La notte della taranta

LA NOTTE DELLA TARANTA

Diretta da Ludovico Einaudi

Festival Villa Arconati

26 giugno – 24 luglio 2012

3 luglio 2012, di Elisa Zini – Nella serata di ieri, un’allegria travolgente si è impadronita del Festival di Villa Arconati: l’Orchestra La notte della Taranta, diretta dal Maestro Ludovico Einaudi, ha donato al suo pubblico più di due ore di balli, canti, musiche e colori.

Un dolce morso di tarantola (grosso ragno comune nelle Puglie, la cui puntura cagiona gravi turbamenti nervosi) ha accompagnato i numerosi spettatori per l’intera serata in un’alchimia di brani tradizionali salentini, popolari, che sfumano in sonorità nuove, moderne, elettroniche, in grado di ipnotizzare tutti con ritmi infuocati. Una nuvola bianca dà inizio al concerto e più di venti elementi appaiono sul palco tra musicisti, cantanti e ospiti. Molti strumenti in perfetta armonia hanno amalgamato ritmi, suoni e sapori: tamburelli, nacchere, violini, violoncello, organetto, fisarmonica, percussioni, batteria, fiati, chitarre, mandola, viola sono stati diretti maestralmente da Ludovico Einaudi. Un progetto musicale che si estende oltre il mediterraneo: dalla pizzica salentina al ballo arcaico con innesti di musica turca, africana e portoghese. Una musica curativa per il corpo e l’anima.

Il primo brano, solo musicale, è di grande effetto. Nel secondo voci maschili e femminili si rincorrono come bambini scalzi nei cortili fondendosi con il ritmo incalzante dei tamburelli napoletani. Tre coriste dai lunghi vestiti in color giallo, rosso e arancio ricordano il sapore degli aranceti e dei limonai: con la musica si assapora l’odore degli agrumi solleticati dai raggi di sole al tramonto. Segue una danza che fa svolazzare un bellissimo abito rosso, a gonna larga, capace di raccontare una storia come fanno i dipinti sulle volte di antiche chiese.

Terminato il ballo, spariscono i tamburelli e una voce di donna intona una struggente storia d’amore.
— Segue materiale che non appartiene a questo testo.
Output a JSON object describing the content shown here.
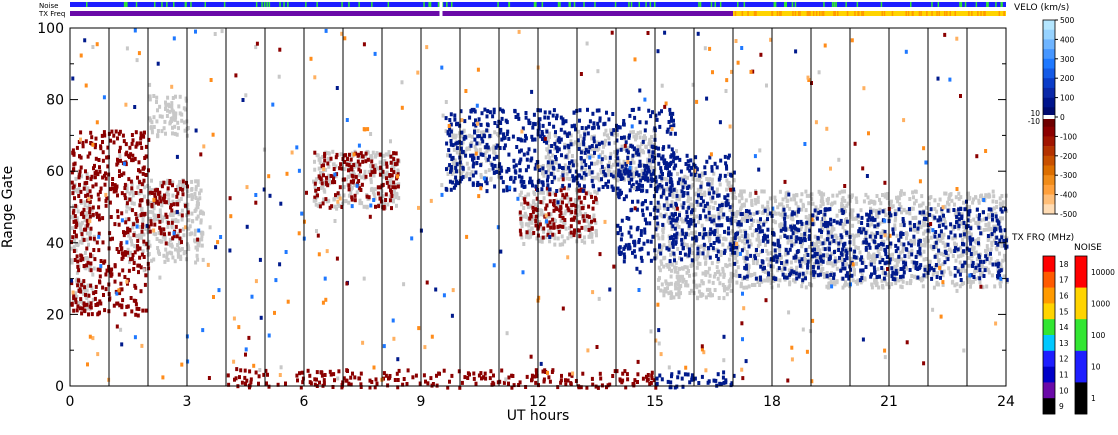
{
  "chart_data": {
    "type": "heatmap",
    "xlabel": "UT hours",
    "ylabel": "Range Gate",
    "xlim": [
      0,
      24
    ],
    "ylim": [
      0,
      100
    ],
    "x_ticks": [
      0,
      3,
      6,
      9,
      12,
      15,
      18,
      21,
      24
    ],
    "x_tick_labels": [
      "0",
      "3",
      "6",
      "9",
      "12",
      "15",
      "18",
      "21",
      "24"
    ],
    "y_ticks": [
      0,
      20,
      40,
      60,
      80,
      100
    ],
    "y_tick_labels": [
      "0",
      "20",
      "40",
      "60",
      "80",
      "100"
    ],
    "hour_lines": [
      1,
      2,
      3,
      4,
      5,
      6,
      7,
      8,
      9,
      10,
      11,
      12,
      13,
      14,
      15,
      16,
      17,
      18,
      19,
      20,
      21,
      22,
      23
    ],
    "status_bars": {
      "noise_label": "Noise",
      "txfreq_label": "TX Freq",
      "noise_gap_hour": 9.5,
      "txfreq_segments": [
        {
          "from": 0,
          "to": 17,
          "color": "#6a0aa8"
        },
        {
          "from": 17,
          "to": 24,
          "color": "#ffd400"
        }
      ]
    },
    "velocity_colorbar": {
      "title": "VELO (km/s)",
      "labels": [
        "500",
        "400",
        "300",
        "200",
        "100",
        "0",
        "-100",
        "-200",
        "-300",
        "-400",
        "-500"
      ],
      "zero_band_labels": [
        "10",
        "-10"
      ],
      "range": [
        -500,
        500
      ]
    },
    "txfreq_colorbar": {
      "title": "TX FRQ (MHz)",
      "labels": [
        "18",
        "17",
        "16",
        "15",
        "14",
        "13",
        "12",
        "11",
        "10",
        "9"
      ],
      "colors": [
        "#ff0000",
        "#ff5a00",
        "#ff9a00",
        "#ffd400",
        "#32e632",
        "#00c8ff",
        "#1e1eff",
        "#0000c8",
        "#6a0aa8",
        "#000000"
      ]
    },
    "noise_colorbar": {
      "title": "NOISE",
      "labels": [
        "10000",
        "1000",
        "100",
        "10",
        "1"
      ],
      "colors": [
        "#ff0000",
        "#ffd400",
        "#32e632",
        "#1e1eff",
        "#000000"
      ]
    },
    "series": [
      {
        "kind": "ground-scatter",
        "color": "#c8c8c8",
        "regions": [
          {
            "x": [
              0.0,
              0.6
            ],
            "y": [
              22,
              60
            ]
          },
          {
            "x": [
              1.4,
              3.4
            ],
            "y": [
              35,
              58
            ]
          },
          {
            "x": [
              2.0,
              3.0
            ],
            "y": [
              70,
              82
            ]
          },
          {
            "x": [
              6.2,
              8.4
            ],
            "y": [
              50,
              66
            ]
          },
          {
            "x": [
              9.6,
              11.0
            ],
            "y": [
              58,
              72
            ]
          },
          {
            "x": [
              11.5,
              13.5
            ],
            "y": [
              40,
              56
            ]
          },
          {
            "x": [
              12.0,
              15.0
            ],
            "y": [
              58,
              72
            ]
          },
          {
            "x": [
              15.0,
              17.0
            ],
            "y": [
              25,
              60
            ]
          },
          {
            "x": [
              17.0,
              24.0
            ],
            "y": [
              28,
              55
            ]
          }
        ]
      },
      {
        "kind": "negative-velocity",
        "color": "#8b0000",
        "regions": [
          {
            "x": [
              0.0,
              2.0
            ],
            "y": [
              20,
              72
            ]
          },
          {
            "x": [
              2.0,
              3.0
            ],
            "y": [
              40,
              58
            ]
          },
          {
            "x": [
              6.2,
              8.4
            ],
            "y": [
              50,
              66
            ]
          },
          {
            "x": [
              11.5,
              13.5
            ],
            "y": [
              42,
              56
            ]
          },
          {
            "x": [
              4.0,
              15.0
            ],
            "y": [
              0,
              5
            ]
          }
        ]
      },
      {
        "kind": "positive-velocity",
        "color": "#001a8c",
        "regions": [
          {
            "x": [
              9.6,
              15.5
            ],
            "y": [
              55,
              78
            ]
          },
          {
            "x": [
              14.0,
              17.0
            ],
            "y": [
              35,
              65
            ]
          },
          {
            "x": [
              15.0,
              17.0
            ],
            "y": [
              0,
              5
            ]
          },
          {
            "x": [
              17.0,
              24.0
            ],
            "y": [
              30,
              50
            ]
          }
        ]
      }
    ]
  }
}
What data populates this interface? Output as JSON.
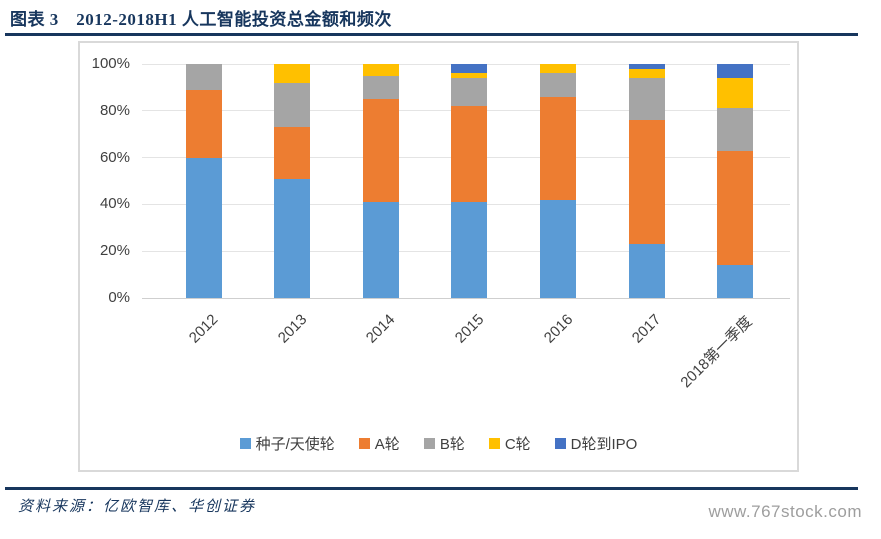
{
  "header": {
    "title": "图表 3　2012-2018H1 人工智能投资总金额和频次"
  },
  "chart_data": {
    "type": "bar",
    "variant": "stacked-100-percent",
    "title": "2012-2018H1 人工智能投资总金额和频次",
    "categories": [
      "2012",
      "2013",
      "2014",
      "2015",
      "2016",
      "2017",
      "2018第一季度"
    ],
    "series": [
      {
        "name": "种子/天使轮",
        "color": "#5B9BD5",
        "values": [
          60,
          51,
          41,
          41,
          42,
          23,
          14
        ]
      },
      {
        "name": "A轮",
        "color": "#ED7D31",
        "values": [
          29,
          22,
          44,
          41,
          44,
          53,
          49
        ]
      },
      {
        "name": "B轮",
        "color": "#A5A5A5",
        "values": [
          11,
          19,
          10,
          12,
          10,
          18,
          18
        ]
      },
      {
        "name": "C轮",
        "color": "#FFC000",
        "values": [
          0,
          8,
          5,
          2,
          4,
          4,
          13
        ]
      },
      {
        "name": "D轮到IPO",
        "color": "#4472C4",
        "values": [
          0,
          0,
          0,
          4,
          0,
          2,
          6
        ]
      }
    ],
    "y_ticks": [
      {
        "v": 0,
        "label": "0%"
      },
      {
        "v": 20,
        "label": "20%"
      },
      {
        "v": 40,
        "label": "40%"
      },
      {
        "v": 60,
        "label": "60%"
      },
      {
        "v": 80,
        "label": "80%"
      },
      {
        "v": 100,
        "label": "100%"
      }
    ],
    "ylim": [
      0,
      100
    ],
    "unit": "percent",
    "grid": true,
    "legend_position": "bottom"
  },
  "footer": {
    "source": "资料来源：亿欧智库、华创证券",
    "watermark": "www.767stock.com"
  },
  "colors": {
    "accent_navy": "#17365D",
    "frame_border": "#D9D9D9",
    "gridline": "#E4E4E4",
    "tick_text": "#404040",
    "watermark_gray": "#9E9E9E"
  }
}
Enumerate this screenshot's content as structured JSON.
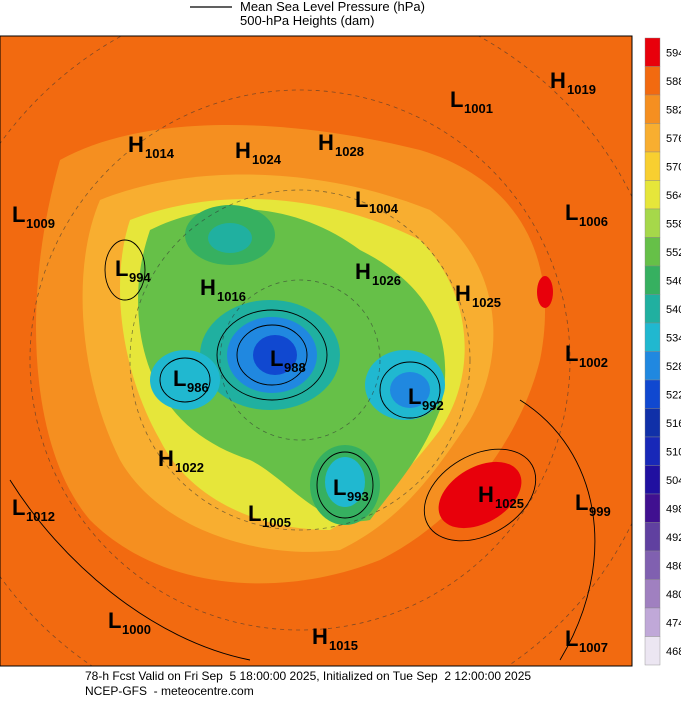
{
  "header": {
    "legend": [
      {
        "label": "Mean Sea Level Pressure (hPa)"
      },
      {
        "label": "500-hPa Heights (dam)"
      }
    ]
  },
  "colorbar": {
    "levels": [
      {
        "value": 594,
        "color": "#e8000b"
      },
      {
        "value": 588,
        "color": "#f26a10"
      },
      {
        "value": 582,
        "color": "#f58f20"
      },
      {
        "value": 576,
        "color": "#f8ae30"
      },
      {
        "value": 570,
        "color": "#f8cf30"
      },
      {
        "value": 564,
        "color": "#e6e63a"
      },
      {
        "value": 558,
        "color": "#a6d84a"
      },
      {
        "value": 552,
        "color": "#66c048"
      },
      {
        "value": 546,
        "color": "#36b060"
      },
      {
        "value": 540,
        "color": "#20b0a0"
      },
      {
        "value": 534,
        "color": "#20b8d0"
      },
      {
        "value": 528,
        "color": "#2088e0"
      },
      {
        "value": 522,
        "color": "#1048d0"
      },
      {
        "value": 516,
        "color": "#1030a8"
      },
      {
        "value": 510,
        "color": "#1828b8"
      },
      {
        "value": 504,
        "color": "#2010a0"
      },
      {
        "value": 498,
        "color": "#401090"
      },
      {
        "value": 492,
        "color": "#6040a0"
      },
      {
        "value": 486,
        "color": "#8060b0"
      },
      {
        "value": 480,
        "color": "#a080c0"
      },
      {
        "value": 474,
        "color": "#c0a8d8"
      },
      {
        "value": 468,
        "color": "#ece6f2"
      }
    ]
  },
  "centers": [
    {
      "kind": "H",
      "pressure": 1019
    },
    {
      "kind": "L",
      "pressure": 1001
    },
    {
      "kind": "H",
      "pressure": 1014
    },
    {
      "kind": "H",
      "pressure": 1024
    },
    {
      "kind": "H",
      "pressure": 1028
    },
    {
      "kind": "L",
      "pressure": 1009
    },
    {
      "kind": "L",
      "pressure": 1004
    },
    {
      "kind": "L",
      "pressure": 1006
    },
    {
      "kind": "L",
      "pressure": 994
    },
    {
      "kind": "H",
      "pressure": 1016
    },
    {
      "kind": "H",
      "pressure": 1026
    },
    {
      "kind": "H",
      "pressure": 1025
    },
    {
      "kind": "L",
      "pressure": 988
    },
    {
      "kind": "L",
      "pressure": 986
    },
    {
      "kind": "L",
      "pressure": 992
    },
    {
      "kind": "L",
      "pressure": 1002
    },
    {
      "kind": "H",
      "pressure": 1022
    },
    {
      "kind": "L",
      "pressure": 993
    },
    {
      "kind": "H",
      "pressure": 1025
    },
    {
      "kind": "L",
      "pressure": 999
    },
    {
      "kind": "L",
      "pressure": 1012
    },
    {
      "kind": "L",
      "pressure": 1005
    },
    {
      "kind": "L",
      "pressure": 1000
    },
    {
      "kind": "H",
      "pressure": 1015
    },
    {
      "kind": "L",
      "pressure": 1007
    }
  ],
  "footer": {
    "line1": "78-h Fcst Valid on Fri Sep  5 18:00:00 2025, Initialized on Tue Sep  2 12:00:00 2025",
    "line2": "NCEP-GFS  - meteocentre.com"
  }
}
E tra “riccioli d’oro e d’argento” la luna fa capolino dalle frasche degli alberi ad alto fusto che racchiudono in una cornice il palco e gli spettatori, all’interno dei giardini di Villa Arconati.

Mamma la rondinella, mamma la rondinà, mamma la rondinella gira, vola e se ne va”: echeggia una voce, un eco e la musica dietro a rincorrerla, in una bellissima danza di luci, voci e colori.

Alcuni spettatori si alzano e raggiunti i lati del palco iniziano a ballare, divertiti e rispettosi. Chi rimane seduto come d’incanto inizia a battere le mani. E la luna piena è ormai alta nel cielo.

Ad alternarsi sul palco gli ospiti della serata: Savina Yannatou, grande voce jazz e antica tradizione medioevale, rinascimentale e barocca, il polistrumentista turco Mercan Dede accompagnato dai Secret Tribe, che con sapienza fonde musica elettronica e tradizione folk del suo paese, Ballaké Sissoko, strumentista talentuoso tra i più grandi virtuosi della kora e infine Justin Adams, chitarrista, e Juldeh Camara, suonatore di ritti (violino a una corda della tradizione del Gambia).

Una serata magica, incantata, tutta da ballare.